The JVP was able to market SF to the surnationalists so successfully due to the apathy of those who handled the propaganda machinery for the UPFA, especially in the state electronic media. They allowed the JVP and Anoma Fonseka to campaign for SF claiming that the retired General had been "arrested" illegally and that it was the retired General who won the "war" but who has been "imprisoned" in a "cell" for challenging the President at the Presidential elections. The UPFA never countered this propaganda successfully and they merely concentrated on attacking the JVP without realising that the people would vote against the Marxist Party. However, the people had already made up their minds to vote against the JVP and the campaign of the UPFA was redundant. Had they spent few more hours exposing SF and showing how the retired General had betrayed the President and the Defence Secretary in order to save his neck by agreeing to be a "crown witness" for the British and the other western governments, after his speech at Dharmashoka College Hall in Ambalangoda, the UPFA could have polled a fair share of the urban surnationalist vote and obtained a two third majority, especially with Tamils and Muslims turning away from their traditional parties that have begun to talk of so called injustices to the minorities again.

The JVP will not be able to sell SF hereafter and even if they find another commodity it would not be able to do better as the people are now more knowledgeable of that party. Wimal Weerawansa has been reduced to a one man party and the JHU is no better.
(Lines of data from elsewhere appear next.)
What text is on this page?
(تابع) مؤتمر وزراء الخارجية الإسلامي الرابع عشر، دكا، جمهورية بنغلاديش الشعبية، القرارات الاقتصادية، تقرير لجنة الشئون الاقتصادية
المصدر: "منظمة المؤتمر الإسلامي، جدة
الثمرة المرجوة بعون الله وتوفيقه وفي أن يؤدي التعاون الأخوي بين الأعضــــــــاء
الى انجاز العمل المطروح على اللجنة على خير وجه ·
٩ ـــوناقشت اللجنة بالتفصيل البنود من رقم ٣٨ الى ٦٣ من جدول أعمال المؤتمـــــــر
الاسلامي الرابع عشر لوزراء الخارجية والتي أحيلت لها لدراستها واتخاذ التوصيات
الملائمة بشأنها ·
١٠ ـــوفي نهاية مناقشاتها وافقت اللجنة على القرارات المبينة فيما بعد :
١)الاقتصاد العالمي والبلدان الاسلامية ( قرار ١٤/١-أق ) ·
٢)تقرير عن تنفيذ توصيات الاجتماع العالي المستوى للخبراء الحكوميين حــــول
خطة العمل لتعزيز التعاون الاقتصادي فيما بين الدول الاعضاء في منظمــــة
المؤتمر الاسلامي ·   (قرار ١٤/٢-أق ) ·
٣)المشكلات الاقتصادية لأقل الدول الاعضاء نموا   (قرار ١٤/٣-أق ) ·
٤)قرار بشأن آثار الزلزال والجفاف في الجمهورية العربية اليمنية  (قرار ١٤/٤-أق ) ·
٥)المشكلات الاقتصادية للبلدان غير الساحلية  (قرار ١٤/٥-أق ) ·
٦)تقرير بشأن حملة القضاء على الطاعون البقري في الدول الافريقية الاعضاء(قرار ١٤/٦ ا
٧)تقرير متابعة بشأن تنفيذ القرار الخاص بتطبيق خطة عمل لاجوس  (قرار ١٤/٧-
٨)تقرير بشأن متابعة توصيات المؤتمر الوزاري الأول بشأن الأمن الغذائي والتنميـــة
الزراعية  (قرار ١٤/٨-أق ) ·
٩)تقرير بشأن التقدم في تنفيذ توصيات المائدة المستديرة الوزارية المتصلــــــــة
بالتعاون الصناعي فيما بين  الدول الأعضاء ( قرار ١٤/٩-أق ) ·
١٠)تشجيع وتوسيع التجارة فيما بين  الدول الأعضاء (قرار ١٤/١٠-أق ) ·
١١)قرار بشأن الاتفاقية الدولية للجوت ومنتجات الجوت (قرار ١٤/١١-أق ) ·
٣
One each from the LSSP and the CP has been returned and it is clear that the SLFP has now consolidated its position as the party of the Sinhala nationalists. The UNP has to change its policies and unless its leadership becomes nationalist it will not be able to do better. On the other hand if the SLFP drops its nationalist policies a vacuum will be created and there will emerge a new party with more nationalistic credentials.
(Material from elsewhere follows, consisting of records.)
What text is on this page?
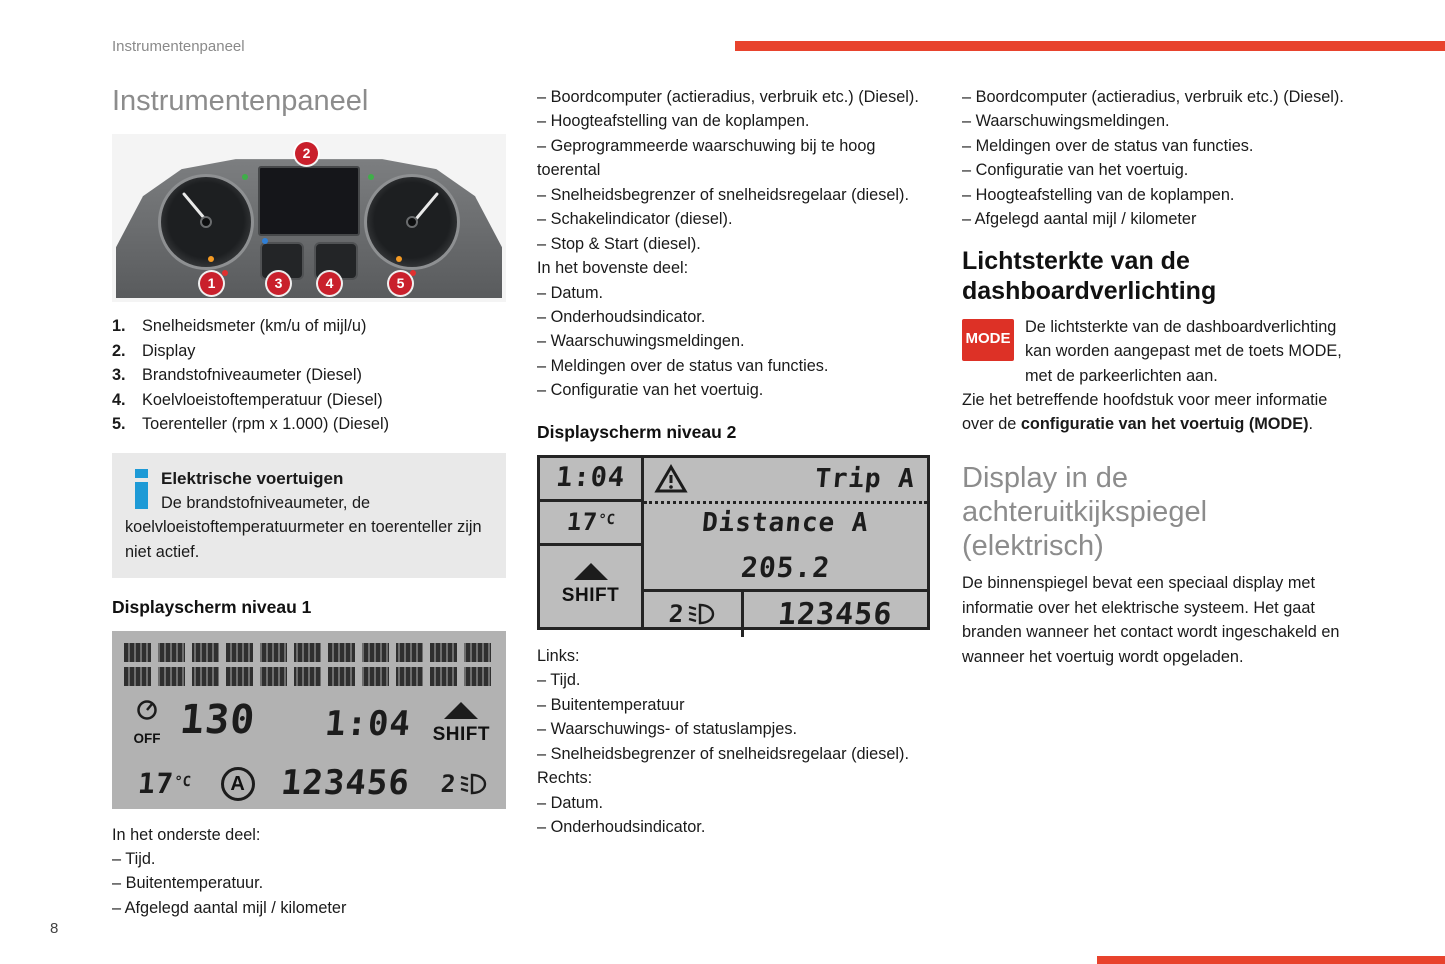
Instrumentenpaneel
Instrumentenpaneel
2
1	3	4	5
1.	Snelheidsmeter (km/u of mijl/u)
2.	Display
3.	Brandstofniveaumeter (Diesel)
4.	Koelvloeistoftemperatuur (Diesel)
5.	Toerenteller (rpm x 1.000) (Diesel)
Elektrische voertuigen
De brandstofniveaumeter, de koelvloeistoftemperatuurmeter en toerenteller zijn niet actief.
Displayscherm niveau 1
OFF 130 1:04 SHIFT
17°C	A 123456 2
In het onderste deel:
– Tijd.
– Buitentemperatuur.
– Afgelegd aantal mijl / kilometer
– Boordcomputer (actieradius, verbruik etc.) (Diesel).
– Hoogteafstelling van de koplampen.
– Geprogrammeerde waarschuwing bij te hoog toerental
– Snelheidsbegrenzer of snelheidsregelaar (diesel).
– Schakelindicator (diesel).
– Stop & Start (diesel).
In het bovenste deel:
– Datum.
– Onderhoudsindicator.
– Waarschuwingsmeldingen.
– Meldingen over de status van functies.
– Configuratie van het voertuig.
Displayscherm niveau 2
1:04
17°C
SHIFT
Trip A
Distance A
205.2
2	123456
Links:
– Tijd.
– Buitentemperatuur
– Waarschuwings- of statuslampjes.
– Snelheidsbegrenzer of snelheidsregelaar (diesel).
Rechts:
– Datum.
– Onderhoudsindicator.
– Boordcomputer (actieradius, verbruik etc.) (Diesel).
– Waarschuwingsmeldingen.
– Meldingen over de status van functies.
– Configuratie van het voertuig.
– Hoogteafstelling van de koplampen.
– Afgelegd aantal mijl / kilometer
Lichtsterkte van de dashboardverlichting
MODE
De lichtsterkte van de dashboardverlichting kan worden aangepast met de toets MODE, met de parkeerlichten aan.
Zie het betreffende hoofdstuk voor meer informatie over de configuratie van het voertuig (MODE).
Display in de achteruitkijkspiegel (elektrisch)
De binnenspiegel bevat een speciaal display met informatie over het elektrische systeem. Het gaat branden wanneer het contact wordt ingeschakeld en wanneer het voertuig wordt opgeladen.
8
The fact that UPFA has been able to poll votes in the Jaffna and Batticaloa districts augurs well for the future and it is pointless to find a so called solution in terms of a report by an APRC that was clearly non existent after the armed forces entered Killinochchi. All those so called solutions were attempted by non national forces when Prabhakaran was alive and as we are under different conditions now those so called solutions are not valid.
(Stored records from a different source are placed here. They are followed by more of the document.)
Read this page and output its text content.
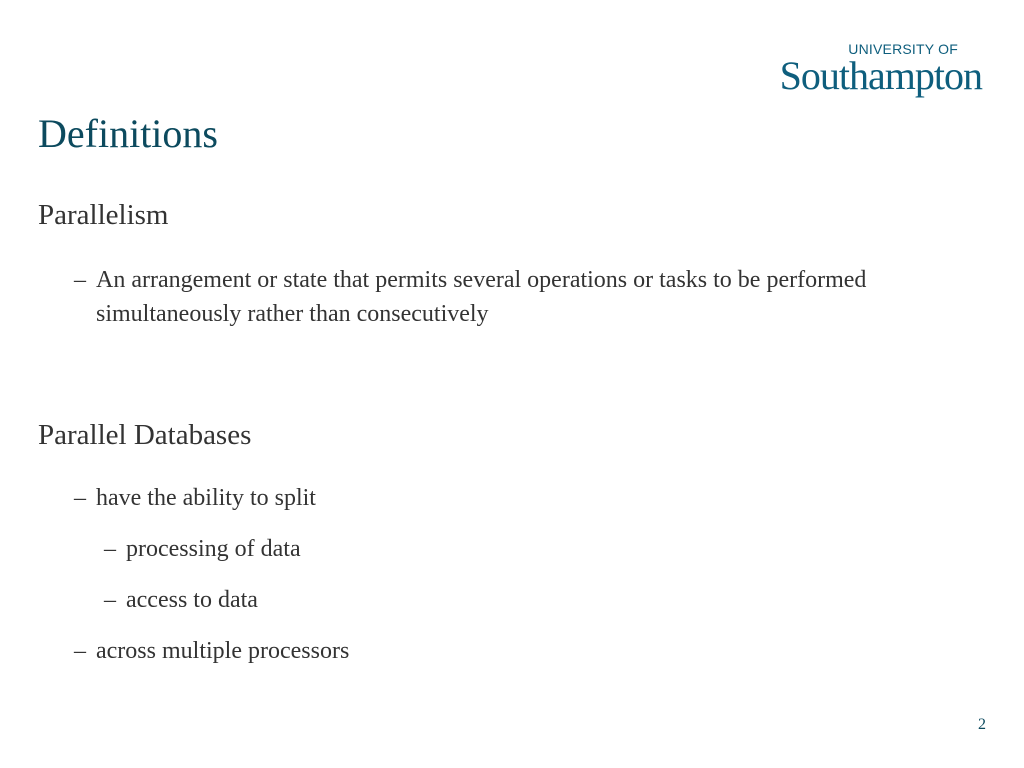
UNIVERSITY OF
Southampton
Definitions
Parallelism
– An arrangement or state that permits several operations or tasks to be performed simultaneously rather than consecutively
Parallel Databases
– have the ability to split
– processing of data
– access to data
– across multiple processors
2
Now we are in a different situation altogether having defeated Tamil racist politics militarily and thus politically (military solutions are also political solutions). If the ITAK or TNA is trying to go back to the days of SJVC or TC or Ramanathan type politics then they are only dreaming of repeating the cycle this time with the help of the so called Tamil diaspora and to produce a Prabhakaran who will bring nothing but agony for the ordinary Tamil people. It will remain a dream and the SLFP should now think of a way of addressing the common Tamil man directly and becoming the party of Tamil nationalism as well without leaving for diasporas and others to continue politics of Tamil racism.